I am doing differential gene expression analysis by next-generation sequencing. NGS generates read duplicates and there are several programs available for the removal of such duplicates. I guess the removal of these duplicates may affect the final results as a large dynamics is an advantage of NGS over microarray. There is rare report in literature and I ask help from anyone knowing this topic well. Thanks
Read duplication may be natural (the same DNA fragment occurs and is sequenced twice) or artificial (during the sequencing procedure a copy of the same read is created and sequenced).
Some approaches are more sensitive to read duplication than others. I have also noticed that samples coming from labs with less experience with NGS library preparation typically produce very large rates of read duplications (80% or more!). Perhaps this is due to producing insufficient DNA that later needs to be amplified for the protocol.
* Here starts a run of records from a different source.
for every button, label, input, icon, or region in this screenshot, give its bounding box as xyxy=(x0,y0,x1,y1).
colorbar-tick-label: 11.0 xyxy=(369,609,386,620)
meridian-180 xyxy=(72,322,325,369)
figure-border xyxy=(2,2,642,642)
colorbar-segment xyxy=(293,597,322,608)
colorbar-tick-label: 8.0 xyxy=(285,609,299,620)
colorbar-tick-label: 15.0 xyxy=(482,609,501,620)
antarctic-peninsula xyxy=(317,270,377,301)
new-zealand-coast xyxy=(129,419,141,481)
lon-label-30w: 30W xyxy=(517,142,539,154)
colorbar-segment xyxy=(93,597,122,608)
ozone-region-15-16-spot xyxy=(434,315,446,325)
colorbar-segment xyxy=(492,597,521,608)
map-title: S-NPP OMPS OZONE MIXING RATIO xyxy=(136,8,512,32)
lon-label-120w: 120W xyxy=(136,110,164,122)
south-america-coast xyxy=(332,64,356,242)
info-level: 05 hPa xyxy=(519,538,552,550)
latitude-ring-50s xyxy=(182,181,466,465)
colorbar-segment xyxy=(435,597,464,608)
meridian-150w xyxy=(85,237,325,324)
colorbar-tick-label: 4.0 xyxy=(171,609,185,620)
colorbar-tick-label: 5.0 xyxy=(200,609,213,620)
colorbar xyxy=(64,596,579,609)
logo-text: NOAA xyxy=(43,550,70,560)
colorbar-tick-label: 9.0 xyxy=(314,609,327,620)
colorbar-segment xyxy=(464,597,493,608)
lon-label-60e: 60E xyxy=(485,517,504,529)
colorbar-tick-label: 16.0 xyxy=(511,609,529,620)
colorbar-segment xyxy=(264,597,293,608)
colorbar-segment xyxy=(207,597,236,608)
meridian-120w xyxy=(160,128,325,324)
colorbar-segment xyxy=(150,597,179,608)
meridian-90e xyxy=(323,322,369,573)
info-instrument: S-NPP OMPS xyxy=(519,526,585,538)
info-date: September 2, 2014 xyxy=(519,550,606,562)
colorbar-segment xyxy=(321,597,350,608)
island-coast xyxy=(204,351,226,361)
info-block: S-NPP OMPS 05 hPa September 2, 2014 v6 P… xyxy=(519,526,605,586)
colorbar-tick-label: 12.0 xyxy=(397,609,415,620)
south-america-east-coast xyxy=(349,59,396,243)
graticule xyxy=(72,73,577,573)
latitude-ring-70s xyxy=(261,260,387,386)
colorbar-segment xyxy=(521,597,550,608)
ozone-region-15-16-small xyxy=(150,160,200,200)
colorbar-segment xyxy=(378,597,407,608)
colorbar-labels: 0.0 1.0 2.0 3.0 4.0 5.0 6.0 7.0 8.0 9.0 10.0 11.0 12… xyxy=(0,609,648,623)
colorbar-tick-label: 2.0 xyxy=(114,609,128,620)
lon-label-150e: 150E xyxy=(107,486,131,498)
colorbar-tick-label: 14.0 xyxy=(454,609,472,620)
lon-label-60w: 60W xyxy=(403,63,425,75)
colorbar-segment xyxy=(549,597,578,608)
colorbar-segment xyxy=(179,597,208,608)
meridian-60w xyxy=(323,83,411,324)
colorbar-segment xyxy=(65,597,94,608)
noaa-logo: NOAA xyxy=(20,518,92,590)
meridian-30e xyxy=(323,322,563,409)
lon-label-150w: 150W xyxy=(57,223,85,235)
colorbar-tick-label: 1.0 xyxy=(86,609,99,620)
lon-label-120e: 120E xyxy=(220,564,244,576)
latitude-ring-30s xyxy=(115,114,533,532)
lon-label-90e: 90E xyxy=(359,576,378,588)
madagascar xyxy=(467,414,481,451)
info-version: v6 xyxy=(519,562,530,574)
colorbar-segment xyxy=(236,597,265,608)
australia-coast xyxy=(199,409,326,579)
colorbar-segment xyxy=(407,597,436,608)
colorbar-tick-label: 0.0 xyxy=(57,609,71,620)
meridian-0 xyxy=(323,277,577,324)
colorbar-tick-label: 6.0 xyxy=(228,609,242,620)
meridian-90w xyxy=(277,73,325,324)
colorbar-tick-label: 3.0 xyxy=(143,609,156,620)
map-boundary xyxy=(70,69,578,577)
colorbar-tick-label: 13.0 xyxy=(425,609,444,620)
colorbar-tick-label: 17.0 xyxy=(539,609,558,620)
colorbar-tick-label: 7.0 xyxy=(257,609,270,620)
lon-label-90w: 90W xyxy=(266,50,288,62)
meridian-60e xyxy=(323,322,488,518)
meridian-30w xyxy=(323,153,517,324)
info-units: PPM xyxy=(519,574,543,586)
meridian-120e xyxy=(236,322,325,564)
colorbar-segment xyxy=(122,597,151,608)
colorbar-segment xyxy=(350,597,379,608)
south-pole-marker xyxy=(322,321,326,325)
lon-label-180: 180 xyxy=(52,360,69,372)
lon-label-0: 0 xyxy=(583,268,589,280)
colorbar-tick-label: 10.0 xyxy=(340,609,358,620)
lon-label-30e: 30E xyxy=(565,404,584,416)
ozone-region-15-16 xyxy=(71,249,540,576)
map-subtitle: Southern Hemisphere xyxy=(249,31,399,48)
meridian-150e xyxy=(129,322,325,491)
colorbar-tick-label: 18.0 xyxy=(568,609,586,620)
My personal opinion is to investigate the duplication rates and remove them if there is indication that these are artificial ones (rates are way above what a natural duplication level would be). That being said very accurate ChIP-Seq type technologies (like ChIP-Exo) could produce very high rates of natural duplicates, often undistinguishable from artificial ones.
Looking at the read distribution around high duplication sites are a way to evaluate wether that location is naturally or artificially enriched. A natural site would exhibit a smoother distribution at the site, with roughly equal number of reads on both strands. An artificial site tends to show heavy imbalances by strand, with most reads being exactly the same rather than showing a distribution around the site.
I meant "site" as a location of the genome that could produce natural duplicates. For example a binding site that may have a high level of occupancy in a ChIP-Seq experiment or a short gene that is very highly expressed. For whole genome sequencing via random DNA shearing there are some simple formulas (those that describe coverage) to estimate the likelihood of high coverage to occur. The higher the coverage the more likely that you will get natural duplicates.